Opinions on my writing?

“What happened?Where am I?” he gasped, thrusting himself onto the firm mattress and holding his head low between his dusty legs. It was a darkened room, the walls were grayish- black with only a view of the corner window lit with sunlight. Nothing seemed familiar to him, he was perplexed and quite weary. The paint was flaking off the walls, bugs were gathering at one corner, and his chest started hurting. He peered into his front and back pockets, and unknowingly seized a rough card.
“My drivers license?” he trudged himself up from the mattress and stood yet more confused. A daunting feeling ran up and down his stiff spine, wondering where he still was. A sink and toilet stood in front of him, stained and almost colorless, he sat down on it.

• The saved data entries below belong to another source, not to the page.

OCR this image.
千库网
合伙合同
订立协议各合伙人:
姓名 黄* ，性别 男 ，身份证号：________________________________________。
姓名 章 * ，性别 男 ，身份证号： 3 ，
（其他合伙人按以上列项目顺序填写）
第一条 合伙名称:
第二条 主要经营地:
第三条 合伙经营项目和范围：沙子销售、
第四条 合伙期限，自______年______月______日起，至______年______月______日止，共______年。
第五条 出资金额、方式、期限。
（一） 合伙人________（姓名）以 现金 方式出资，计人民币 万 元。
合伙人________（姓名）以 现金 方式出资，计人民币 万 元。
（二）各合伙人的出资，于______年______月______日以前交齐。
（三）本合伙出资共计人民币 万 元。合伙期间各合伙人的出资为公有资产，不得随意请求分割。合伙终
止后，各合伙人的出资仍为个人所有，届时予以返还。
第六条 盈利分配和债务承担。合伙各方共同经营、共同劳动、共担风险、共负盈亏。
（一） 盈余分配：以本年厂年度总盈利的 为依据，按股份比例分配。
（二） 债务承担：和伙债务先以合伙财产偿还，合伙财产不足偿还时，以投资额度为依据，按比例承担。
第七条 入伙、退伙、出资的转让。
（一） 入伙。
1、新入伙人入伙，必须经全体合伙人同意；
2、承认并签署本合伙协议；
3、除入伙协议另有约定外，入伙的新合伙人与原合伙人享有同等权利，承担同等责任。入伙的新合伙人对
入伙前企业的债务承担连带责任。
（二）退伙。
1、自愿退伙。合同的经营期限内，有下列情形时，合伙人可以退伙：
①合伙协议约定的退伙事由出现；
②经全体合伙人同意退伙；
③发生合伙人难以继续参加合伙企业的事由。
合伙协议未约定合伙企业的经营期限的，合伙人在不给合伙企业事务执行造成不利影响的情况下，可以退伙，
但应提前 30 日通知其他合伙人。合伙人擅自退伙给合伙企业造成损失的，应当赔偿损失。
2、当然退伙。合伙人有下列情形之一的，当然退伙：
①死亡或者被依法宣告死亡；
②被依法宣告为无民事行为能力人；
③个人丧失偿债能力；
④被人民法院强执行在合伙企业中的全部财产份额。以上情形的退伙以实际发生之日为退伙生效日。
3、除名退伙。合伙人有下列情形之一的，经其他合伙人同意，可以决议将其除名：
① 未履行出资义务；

“Ugh, My chest,” he grasped his shirt and tore it off. Blood stains covered his grimy chest, wounds were present, some still fresh and burning. He whirled the sink knob, and started rubbing the dry blood off his chest.

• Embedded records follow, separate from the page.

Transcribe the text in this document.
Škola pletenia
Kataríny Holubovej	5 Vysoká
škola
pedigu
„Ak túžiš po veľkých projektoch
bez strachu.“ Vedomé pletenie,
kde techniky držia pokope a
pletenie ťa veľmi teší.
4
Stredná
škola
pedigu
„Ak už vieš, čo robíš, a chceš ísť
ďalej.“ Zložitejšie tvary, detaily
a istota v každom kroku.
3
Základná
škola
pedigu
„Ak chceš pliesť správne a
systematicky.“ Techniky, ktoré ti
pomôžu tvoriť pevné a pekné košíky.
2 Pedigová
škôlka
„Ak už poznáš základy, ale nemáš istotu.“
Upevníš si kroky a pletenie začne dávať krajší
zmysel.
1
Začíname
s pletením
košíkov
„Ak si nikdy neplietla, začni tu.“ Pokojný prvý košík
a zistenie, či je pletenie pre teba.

“Anybody here, anyone please,” he drew in a quick breath, and wrapped the blood stained shirt firmly around his sternum. He glanced around, making sure someone was there to help him. As he glanced some more, he saw a dark and quite large figure appear from behind the bars.
“Quiet down, you fool!” it held a girdle over his broad shoulder and stood holding the black bars within his hands.
“Wh-who are? Where am I?” he babbled, trying to stop the bead of water from running down his face.

So tell me watch you think, I'm a young writer by the way. Grammar mistakes, story line, description please tell me.


Comments are closed.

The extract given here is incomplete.